PLATTEVILLE, WI (SPECTRUM NEWS) — The issues facing Agriculture in Wisconsin are expansive and complicated.

A panel put together by WisPolitics and the Center for East Asian Studies at UW-Madison sought to dive into those issues at the University of Wisconsin-Platteville on Thursday. The two groups split the costs and identified panelists to tackle the discussion's agenda. UW-Platteville provided the site for the discussion.

The panel discussion featured Brad Pfaff, State Agriculture Secretary Desigbnee; Travis Tranel, State Representative (R-Cuba City); Paul Mitchell, director, Renk Agribusiness Institute; Anna Landmark, owner of Landmark Creamery; and Charles Irish, former director of the East Asian Legal Studies Center. The topics of conversation ranged from harsh weather, to financing, to the trade war with China.

When moderator Pam Janke asked Irish about the truce announcement last week where the White House said China would buy $40 to $50 billion dollars in agriculture goods, Irish wasn't optimistic.

“Don't bet on it,” he said.

Irish said China hasn't confirmed that agreement. He also mentioned that $50 billion is higher than ever by about a $20 billion margin. Later in the conversation Irish answered an audience question of who is winning the trade war. He said people in China think they will win and people in the U.S. Think they will win, but the reality could be neither will win.
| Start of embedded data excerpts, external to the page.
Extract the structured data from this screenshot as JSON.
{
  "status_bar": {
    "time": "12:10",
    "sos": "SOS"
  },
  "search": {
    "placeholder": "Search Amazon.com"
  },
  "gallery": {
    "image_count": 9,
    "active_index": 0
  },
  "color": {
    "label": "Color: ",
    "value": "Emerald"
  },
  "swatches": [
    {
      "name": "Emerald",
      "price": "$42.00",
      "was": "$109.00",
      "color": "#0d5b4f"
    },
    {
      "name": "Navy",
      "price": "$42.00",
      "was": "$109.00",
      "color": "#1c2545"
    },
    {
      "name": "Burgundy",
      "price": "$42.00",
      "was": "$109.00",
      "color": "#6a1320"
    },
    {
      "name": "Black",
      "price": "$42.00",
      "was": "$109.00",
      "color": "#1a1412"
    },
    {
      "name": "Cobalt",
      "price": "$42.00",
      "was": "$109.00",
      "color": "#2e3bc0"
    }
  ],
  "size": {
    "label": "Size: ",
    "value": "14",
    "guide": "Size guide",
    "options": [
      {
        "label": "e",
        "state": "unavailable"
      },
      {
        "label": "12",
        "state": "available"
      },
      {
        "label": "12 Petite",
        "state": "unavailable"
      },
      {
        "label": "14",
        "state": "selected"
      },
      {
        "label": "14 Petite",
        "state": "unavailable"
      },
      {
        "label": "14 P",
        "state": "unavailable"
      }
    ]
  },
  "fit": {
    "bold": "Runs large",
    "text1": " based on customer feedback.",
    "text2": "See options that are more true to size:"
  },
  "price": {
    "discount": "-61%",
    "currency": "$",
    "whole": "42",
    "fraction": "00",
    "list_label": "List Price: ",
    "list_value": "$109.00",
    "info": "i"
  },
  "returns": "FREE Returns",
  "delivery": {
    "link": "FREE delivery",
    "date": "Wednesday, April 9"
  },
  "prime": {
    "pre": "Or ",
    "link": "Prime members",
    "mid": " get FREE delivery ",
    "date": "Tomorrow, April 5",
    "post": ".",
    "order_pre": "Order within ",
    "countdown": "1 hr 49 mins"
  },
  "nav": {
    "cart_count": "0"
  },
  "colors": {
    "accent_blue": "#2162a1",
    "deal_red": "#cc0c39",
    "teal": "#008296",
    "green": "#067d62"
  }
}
“On both sides they will declare a victory and they will walk away without much changing,” Irish said.

Irish said the losers of the trade war are U.S. Agriculture, the Chinese economy and the U.S. Consumer. Pfaff talked about how those trade disputes can impact farmers here, saying if the world market prices go lower so do prices locally.

“Most producers obviously don't necessarily produce for the export market, but the export market plays such an important role in what is happening here in the countryside,” Pfaff said.

Pfaff said Wisconsin exported more than $1.6 billion dollars in agriculture products in the first six months of 2019, which is down seven percent compared to last year.

The current climate for farmers with years of lower prices across several crops and products makes it harder for new farmers to get into agriculture or expand.

That was something Landmark talked about as she described trying to grow her creamery and cheese processing company over the past few years. She said it's been difficult for her business to build equity.

“Banks obviously are reluctant to make loans now and so growth has been challenging i think we could grow a lot faster if we had access to other cash and other services,” Landmark said.

Mitchel said the past five or so years of low prices across most crops has dug farmers into a financial hole.

“I think it will take us a few more years even after the markets recover, assuming they do, to get going again,” Mitchel said.

The panel took place at the University of Wisconsin-Platteville campus which is one of the campuses that is going to be involved in the Dairy Innovation Hub which received funding from the capitol earlier this year. Pfaff said that's one example of the way that Wisconsin should be investing in agriculture.